1 Due to the extraordinary circumstance presented by the Coronavirus Disease 2019 (“COVID-19”) pandemic, all participants attended the hearing by telephone. Tr. 457. 405(g)) (other citation omitted). The Act holds that the Commissioner’s decision is “conclusive” if it is supported by substantial evidence. 42 U.S.C. § 405(g). “Substantial evidence means more than a mere scintilla. It means such relevant evidence as a reasonable mind might accept as adequate to support a conclusion.” Moran v. Astrue, 569 F.3d 108, 112 (2d Cir. 2009) (citations

omitted). It is not the Court’s function to “determine de novo whether [the claimant] is disabled.” Schaal v. Apfel, 134 F. 3d 496, 501 (2d Cir. 1990). II. The Sequential Evaluation Process An ALJ must follow a five-step sequential evaluation to determine whether a claimant is disabled within the meaning of the Act. See Parker v. City of New York, 476 U.S. 467, 470-71 (1986). At step one, the ALJ must determine whether the claimant is engaged in substantial gainful work activity. See 20 C.F.R. § 404.1520(b). If so, the claimant is not disabled. If not, the ALJ proceeds to step two and determines whether the claimant has an impairment, or combination of impairments, that is “severe” within the meaning of the Act, meaning that it imposes significant restrictions on the claimant’s ability to perform basic work activities. Id. § 404.1520(c). If the

claimant does not have a severe impairment or combination of impairments meeting the durational requirements, the analysis concludes with a finding of “not disabled.” If the claimant does, the ALJ continues to step three. At step three, the ALJ examines whether a claimant’s impairment meets or medically equals the criteria of a listed impairment in Appendix 1 of Subpart P of Regulation No. 4 (the “Listings”). Id. § 404.1520(d). If the impairment meets or medically equals the criteria of a Listing and meets the durational requirement, the claimant is disabled.

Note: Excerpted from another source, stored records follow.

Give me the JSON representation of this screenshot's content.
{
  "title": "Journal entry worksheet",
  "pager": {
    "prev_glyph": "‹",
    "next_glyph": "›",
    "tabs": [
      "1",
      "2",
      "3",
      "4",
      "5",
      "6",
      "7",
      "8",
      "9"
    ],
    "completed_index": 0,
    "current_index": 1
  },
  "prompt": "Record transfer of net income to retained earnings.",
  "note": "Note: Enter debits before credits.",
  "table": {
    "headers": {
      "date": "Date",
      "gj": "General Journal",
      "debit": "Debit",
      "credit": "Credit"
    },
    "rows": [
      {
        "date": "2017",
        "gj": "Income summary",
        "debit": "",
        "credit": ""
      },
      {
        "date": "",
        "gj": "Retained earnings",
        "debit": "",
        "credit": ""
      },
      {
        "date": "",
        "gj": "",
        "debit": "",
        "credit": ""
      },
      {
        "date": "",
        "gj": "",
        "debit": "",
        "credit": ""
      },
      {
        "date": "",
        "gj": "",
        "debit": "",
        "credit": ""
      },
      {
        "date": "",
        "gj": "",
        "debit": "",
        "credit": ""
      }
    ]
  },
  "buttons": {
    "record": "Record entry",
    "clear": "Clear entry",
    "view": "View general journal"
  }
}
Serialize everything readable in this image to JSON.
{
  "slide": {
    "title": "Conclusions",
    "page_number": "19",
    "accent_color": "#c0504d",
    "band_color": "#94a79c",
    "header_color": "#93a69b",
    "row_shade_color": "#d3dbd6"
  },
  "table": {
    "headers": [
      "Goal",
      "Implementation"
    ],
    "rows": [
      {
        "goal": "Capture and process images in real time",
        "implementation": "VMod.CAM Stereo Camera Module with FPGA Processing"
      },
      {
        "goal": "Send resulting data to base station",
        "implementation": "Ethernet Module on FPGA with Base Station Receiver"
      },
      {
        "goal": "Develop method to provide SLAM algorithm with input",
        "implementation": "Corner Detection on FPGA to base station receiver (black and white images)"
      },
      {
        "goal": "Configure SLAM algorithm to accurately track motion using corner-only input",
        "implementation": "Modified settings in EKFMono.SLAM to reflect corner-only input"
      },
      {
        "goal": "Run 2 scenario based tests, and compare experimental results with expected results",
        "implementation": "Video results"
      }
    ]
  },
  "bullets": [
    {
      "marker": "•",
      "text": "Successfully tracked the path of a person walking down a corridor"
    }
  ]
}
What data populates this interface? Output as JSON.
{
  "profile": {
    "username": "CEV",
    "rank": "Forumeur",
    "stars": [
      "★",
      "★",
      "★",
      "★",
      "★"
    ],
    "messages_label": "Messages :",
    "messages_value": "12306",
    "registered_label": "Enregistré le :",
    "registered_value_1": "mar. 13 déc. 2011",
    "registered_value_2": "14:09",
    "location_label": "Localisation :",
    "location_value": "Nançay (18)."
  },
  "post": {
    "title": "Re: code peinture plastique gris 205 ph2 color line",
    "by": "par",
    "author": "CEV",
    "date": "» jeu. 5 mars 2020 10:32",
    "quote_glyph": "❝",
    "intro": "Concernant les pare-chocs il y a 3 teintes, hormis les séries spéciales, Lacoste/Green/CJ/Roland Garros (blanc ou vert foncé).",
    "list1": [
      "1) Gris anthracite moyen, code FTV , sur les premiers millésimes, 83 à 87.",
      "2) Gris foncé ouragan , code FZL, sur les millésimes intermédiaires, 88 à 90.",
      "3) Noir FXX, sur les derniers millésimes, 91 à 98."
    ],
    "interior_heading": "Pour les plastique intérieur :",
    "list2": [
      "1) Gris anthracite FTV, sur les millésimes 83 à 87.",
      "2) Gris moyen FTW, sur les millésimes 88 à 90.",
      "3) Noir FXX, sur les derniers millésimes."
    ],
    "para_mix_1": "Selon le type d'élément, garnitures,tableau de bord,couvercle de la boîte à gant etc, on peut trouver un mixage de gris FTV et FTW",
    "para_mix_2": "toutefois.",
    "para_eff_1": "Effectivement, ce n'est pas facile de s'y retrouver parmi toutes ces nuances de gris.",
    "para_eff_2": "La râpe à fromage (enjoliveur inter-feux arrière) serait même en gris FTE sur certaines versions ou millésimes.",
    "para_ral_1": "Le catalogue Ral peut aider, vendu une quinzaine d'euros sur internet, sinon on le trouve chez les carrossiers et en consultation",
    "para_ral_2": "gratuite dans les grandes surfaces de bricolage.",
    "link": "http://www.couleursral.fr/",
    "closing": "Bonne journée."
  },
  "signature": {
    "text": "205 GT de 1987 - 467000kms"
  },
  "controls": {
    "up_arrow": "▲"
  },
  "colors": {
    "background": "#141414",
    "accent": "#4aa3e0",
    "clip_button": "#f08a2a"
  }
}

Id. § 404.1509. If not, the ALJ determines the claimant’s residual functional capacity, which is the ability to perform physical or mental work activities on a sustained basis notwithstanding limitations for the collective impairments. See id. § 404.1520(e)-(f). The ALJ then proceeds to step four and determines whether the claimant’s RFC permits him or her to perform the requirements of his or her past relevant work. 20 C.F.R. § 404.1520(f).

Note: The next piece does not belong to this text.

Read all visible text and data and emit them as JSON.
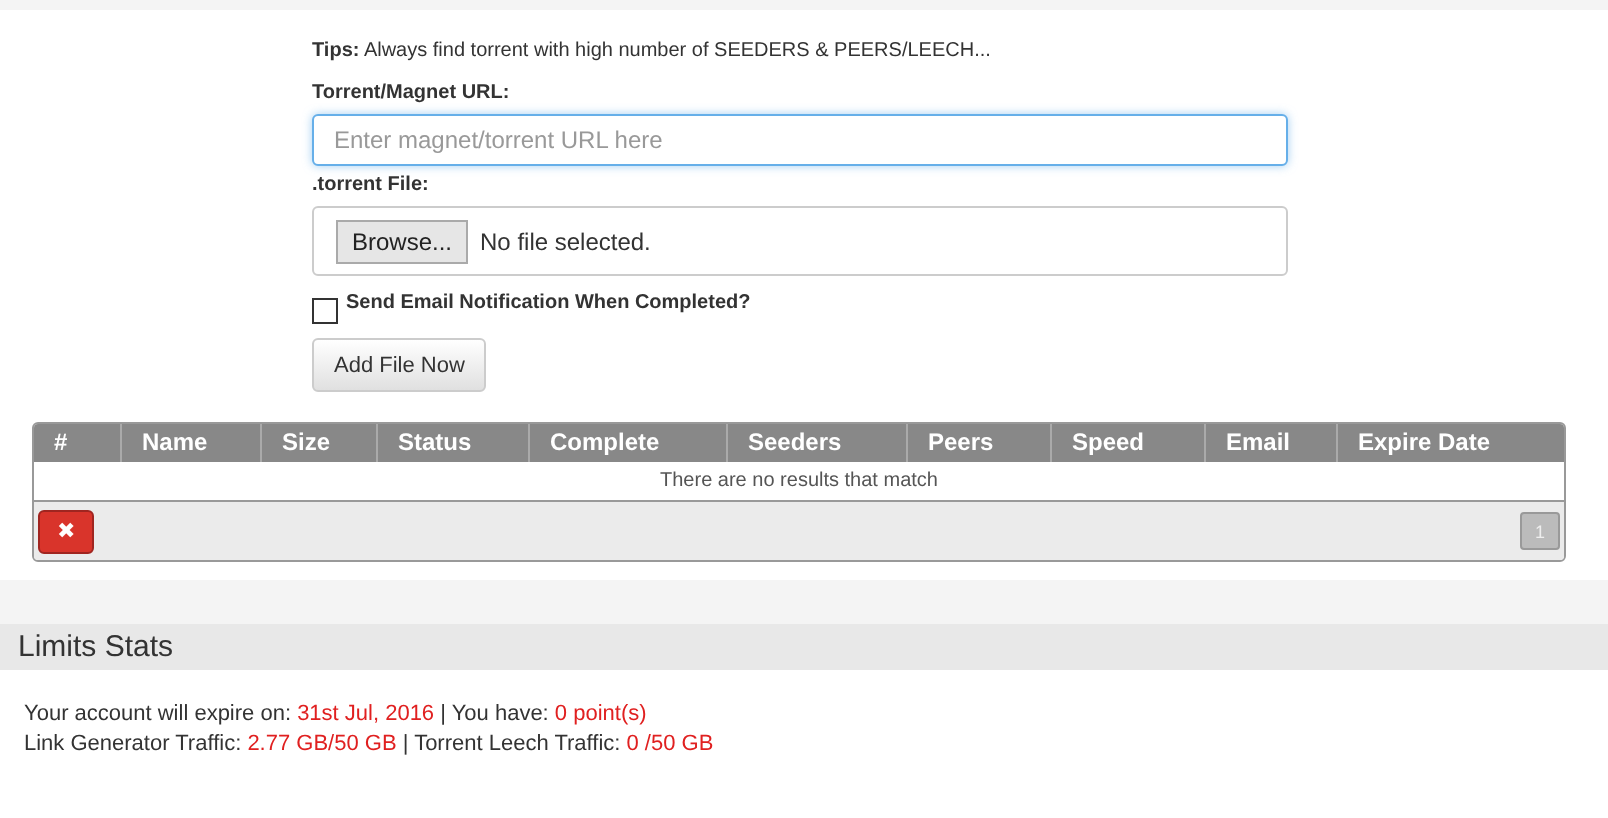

If the claimant can perform such requirements, then he or she is not disabled. Id. If he or she cannot, the analysis proceeds to the fifth and final step, wherein the burden shifts to the Commissioner to show that the claimant is not disabled. Id. § 404.1520(g). To do so, the Commissioner must present evidence to demonstrate that the claimant “retains a residual functional capacity to perform alternative substantial gainful work which exists in the national economy” in light of his or her age, education, and work experience. See Rosa v. Callahan, 168 F.3d 72, 77 (2d Cir. 1999) (quotation marks omitted); see also 20 C.F.R. § 404.1560(c). ADMINISTRATIVE LAW JUDGE’S FINDINGS The ALJ analyzed Plaintiff’s claim for benefits under the process described above and made the following findings in his December 29, 2020 decision:

1. The claimant meets the insured status requirements of the Social Security Act through December 31, 2022. 2.